Gibt es Projekte, auf die Sie besonders stolz sind?

Ich bin eigentlich auf alle Maßnahmen stolz. Mir macht es besonders viel Spaß, diesen denkmalgeschützten Campus mitgestalten und klimaresilient machen zu können. Denn ich sehe es als meine Aufgabe an, alles, was gerade negativ verläuft, durch neue Baum­pflanzungen auszugleichen, damit der Campus schön grün wird. Damit er viel Grünmasse hat. Das Grün ist ja auch der Schönheit des Campus maßgeblich zuträglich, nicht die Gebäude …
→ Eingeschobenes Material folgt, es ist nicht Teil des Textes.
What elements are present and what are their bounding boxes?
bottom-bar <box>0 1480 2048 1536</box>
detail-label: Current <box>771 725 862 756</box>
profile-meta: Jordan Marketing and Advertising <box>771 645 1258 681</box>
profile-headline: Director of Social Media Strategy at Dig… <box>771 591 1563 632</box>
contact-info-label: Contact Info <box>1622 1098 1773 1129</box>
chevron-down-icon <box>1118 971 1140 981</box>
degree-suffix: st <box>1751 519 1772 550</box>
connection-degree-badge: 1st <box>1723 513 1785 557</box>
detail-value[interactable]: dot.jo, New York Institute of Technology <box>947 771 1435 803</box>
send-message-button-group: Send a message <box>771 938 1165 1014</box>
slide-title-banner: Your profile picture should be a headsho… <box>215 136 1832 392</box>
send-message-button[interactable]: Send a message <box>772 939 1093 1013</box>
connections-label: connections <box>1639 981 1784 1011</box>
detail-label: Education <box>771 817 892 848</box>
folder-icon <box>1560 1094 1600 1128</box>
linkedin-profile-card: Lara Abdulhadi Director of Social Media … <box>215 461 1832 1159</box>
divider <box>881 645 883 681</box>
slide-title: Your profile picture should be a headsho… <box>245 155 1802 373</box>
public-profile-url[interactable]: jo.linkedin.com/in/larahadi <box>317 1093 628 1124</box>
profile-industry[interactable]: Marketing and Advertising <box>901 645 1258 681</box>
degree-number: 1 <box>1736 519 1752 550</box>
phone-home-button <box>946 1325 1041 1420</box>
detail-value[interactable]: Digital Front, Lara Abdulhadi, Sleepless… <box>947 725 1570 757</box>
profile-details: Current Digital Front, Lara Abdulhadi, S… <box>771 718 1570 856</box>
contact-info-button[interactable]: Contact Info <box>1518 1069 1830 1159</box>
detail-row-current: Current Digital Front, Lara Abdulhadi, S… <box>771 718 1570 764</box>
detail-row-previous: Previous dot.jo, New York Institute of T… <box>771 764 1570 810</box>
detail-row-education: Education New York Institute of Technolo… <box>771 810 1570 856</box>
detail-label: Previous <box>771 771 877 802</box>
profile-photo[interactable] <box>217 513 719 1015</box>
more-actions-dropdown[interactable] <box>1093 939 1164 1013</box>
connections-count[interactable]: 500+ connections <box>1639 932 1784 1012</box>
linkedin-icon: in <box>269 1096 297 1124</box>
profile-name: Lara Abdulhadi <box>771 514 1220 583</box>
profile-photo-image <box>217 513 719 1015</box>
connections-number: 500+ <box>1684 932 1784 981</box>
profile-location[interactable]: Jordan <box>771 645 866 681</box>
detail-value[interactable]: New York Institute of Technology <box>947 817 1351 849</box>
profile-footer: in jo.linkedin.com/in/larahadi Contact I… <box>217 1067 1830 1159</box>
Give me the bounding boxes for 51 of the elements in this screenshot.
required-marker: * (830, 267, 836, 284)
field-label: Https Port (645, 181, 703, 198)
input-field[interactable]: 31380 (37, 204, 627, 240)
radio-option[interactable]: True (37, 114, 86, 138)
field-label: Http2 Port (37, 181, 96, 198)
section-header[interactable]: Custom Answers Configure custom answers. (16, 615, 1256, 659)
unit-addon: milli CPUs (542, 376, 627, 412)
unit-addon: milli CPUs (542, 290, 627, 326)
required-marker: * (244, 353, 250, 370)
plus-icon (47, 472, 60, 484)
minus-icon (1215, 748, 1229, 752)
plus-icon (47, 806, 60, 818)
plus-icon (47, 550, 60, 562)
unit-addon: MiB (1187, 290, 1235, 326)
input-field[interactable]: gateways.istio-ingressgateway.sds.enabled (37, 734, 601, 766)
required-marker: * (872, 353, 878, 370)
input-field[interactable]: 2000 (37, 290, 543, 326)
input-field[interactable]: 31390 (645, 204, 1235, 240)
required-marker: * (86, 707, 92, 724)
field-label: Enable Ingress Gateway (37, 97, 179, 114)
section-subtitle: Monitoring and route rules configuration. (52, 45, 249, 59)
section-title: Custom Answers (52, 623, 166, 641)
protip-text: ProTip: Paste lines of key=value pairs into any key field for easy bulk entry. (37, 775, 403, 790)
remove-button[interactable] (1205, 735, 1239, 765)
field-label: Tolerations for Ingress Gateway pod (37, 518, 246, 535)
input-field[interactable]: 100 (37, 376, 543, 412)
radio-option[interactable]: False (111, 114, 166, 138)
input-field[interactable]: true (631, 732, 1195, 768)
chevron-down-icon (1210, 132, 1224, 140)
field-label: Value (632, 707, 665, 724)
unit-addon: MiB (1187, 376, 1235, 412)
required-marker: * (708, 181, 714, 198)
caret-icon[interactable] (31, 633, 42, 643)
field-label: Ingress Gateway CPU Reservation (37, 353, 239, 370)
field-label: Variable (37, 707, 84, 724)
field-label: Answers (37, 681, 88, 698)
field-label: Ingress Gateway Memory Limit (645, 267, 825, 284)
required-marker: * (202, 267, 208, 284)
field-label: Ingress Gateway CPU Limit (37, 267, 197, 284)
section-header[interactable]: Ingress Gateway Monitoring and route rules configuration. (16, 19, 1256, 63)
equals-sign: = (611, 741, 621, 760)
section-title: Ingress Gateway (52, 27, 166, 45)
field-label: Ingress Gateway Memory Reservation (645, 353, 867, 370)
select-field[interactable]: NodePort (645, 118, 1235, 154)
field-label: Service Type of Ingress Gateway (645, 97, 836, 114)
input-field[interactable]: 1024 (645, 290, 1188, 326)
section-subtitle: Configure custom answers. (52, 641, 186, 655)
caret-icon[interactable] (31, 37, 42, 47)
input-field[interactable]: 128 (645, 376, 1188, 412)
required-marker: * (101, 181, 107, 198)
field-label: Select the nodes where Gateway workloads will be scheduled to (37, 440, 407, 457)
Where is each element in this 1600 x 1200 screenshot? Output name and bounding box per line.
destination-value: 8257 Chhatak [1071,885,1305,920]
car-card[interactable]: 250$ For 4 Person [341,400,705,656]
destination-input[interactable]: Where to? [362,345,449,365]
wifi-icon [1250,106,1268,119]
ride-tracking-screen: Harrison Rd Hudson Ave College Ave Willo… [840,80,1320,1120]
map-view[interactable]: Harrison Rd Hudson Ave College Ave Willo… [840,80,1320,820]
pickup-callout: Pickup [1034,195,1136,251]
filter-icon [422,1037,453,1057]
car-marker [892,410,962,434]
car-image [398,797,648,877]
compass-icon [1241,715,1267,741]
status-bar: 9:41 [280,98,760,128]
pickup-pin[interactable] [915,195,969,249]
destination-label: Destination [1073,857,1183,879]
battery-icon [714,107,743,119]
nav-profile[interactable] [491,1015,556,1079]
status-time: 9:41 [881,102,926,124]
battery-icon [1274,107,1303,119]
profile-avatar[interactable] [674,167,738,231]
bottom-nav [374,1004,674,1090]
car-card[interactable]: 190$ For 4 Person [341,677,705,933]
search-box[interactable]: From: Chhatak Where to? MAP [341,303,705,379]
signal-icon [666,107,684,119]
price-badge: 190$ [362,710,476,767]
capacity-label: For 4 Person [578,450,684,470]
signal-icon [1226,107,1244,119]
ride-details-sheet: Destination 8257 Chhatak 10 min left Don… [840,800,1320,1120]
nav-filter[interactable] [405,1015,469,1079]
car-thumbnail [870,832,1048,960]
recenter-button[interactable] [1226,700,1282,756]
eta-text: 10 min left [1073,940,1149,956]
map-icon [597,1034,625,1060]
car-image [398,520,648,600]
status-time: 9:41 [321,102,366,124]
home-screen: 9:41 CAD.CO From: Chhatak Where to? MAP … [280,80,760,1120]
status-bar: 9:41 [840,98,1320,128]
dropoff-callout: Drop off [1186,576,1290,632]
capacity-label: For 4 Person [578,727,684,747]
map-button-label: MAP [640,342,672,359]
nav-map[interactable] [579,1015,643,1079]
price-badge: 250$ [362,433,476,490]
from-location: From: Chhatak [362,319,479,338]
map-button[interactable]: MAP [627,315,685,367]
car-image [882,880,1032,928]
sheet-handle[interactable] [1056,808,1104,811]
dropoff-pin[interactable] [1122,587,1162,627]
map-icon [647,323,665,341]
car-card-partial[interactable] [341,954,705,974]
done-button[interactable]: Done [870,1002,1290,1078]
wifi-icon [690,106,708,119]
Die Architekten würden jetzt sicher protestieren …

Na ja, ein guter Architekt hat immer einen Landschaftsarchitekten bei der Hand, beide gehören nun einmal zusammen. Das ist der ewige Zwist zwischen Landschaftsarchitekten und Architekten. Den sehen Sie auch an den Innenhöfen: Sie sind mit vielen Schattenpflanzen bepflanzt worden; im Sommer, wenn die Sonne sehr steil steht, verbrennen sie aber. Da müssen eben andere Pflanzen hin.

Schönheit ist für Sie auch ein Kriterium – neben der Nachhaltigkeit?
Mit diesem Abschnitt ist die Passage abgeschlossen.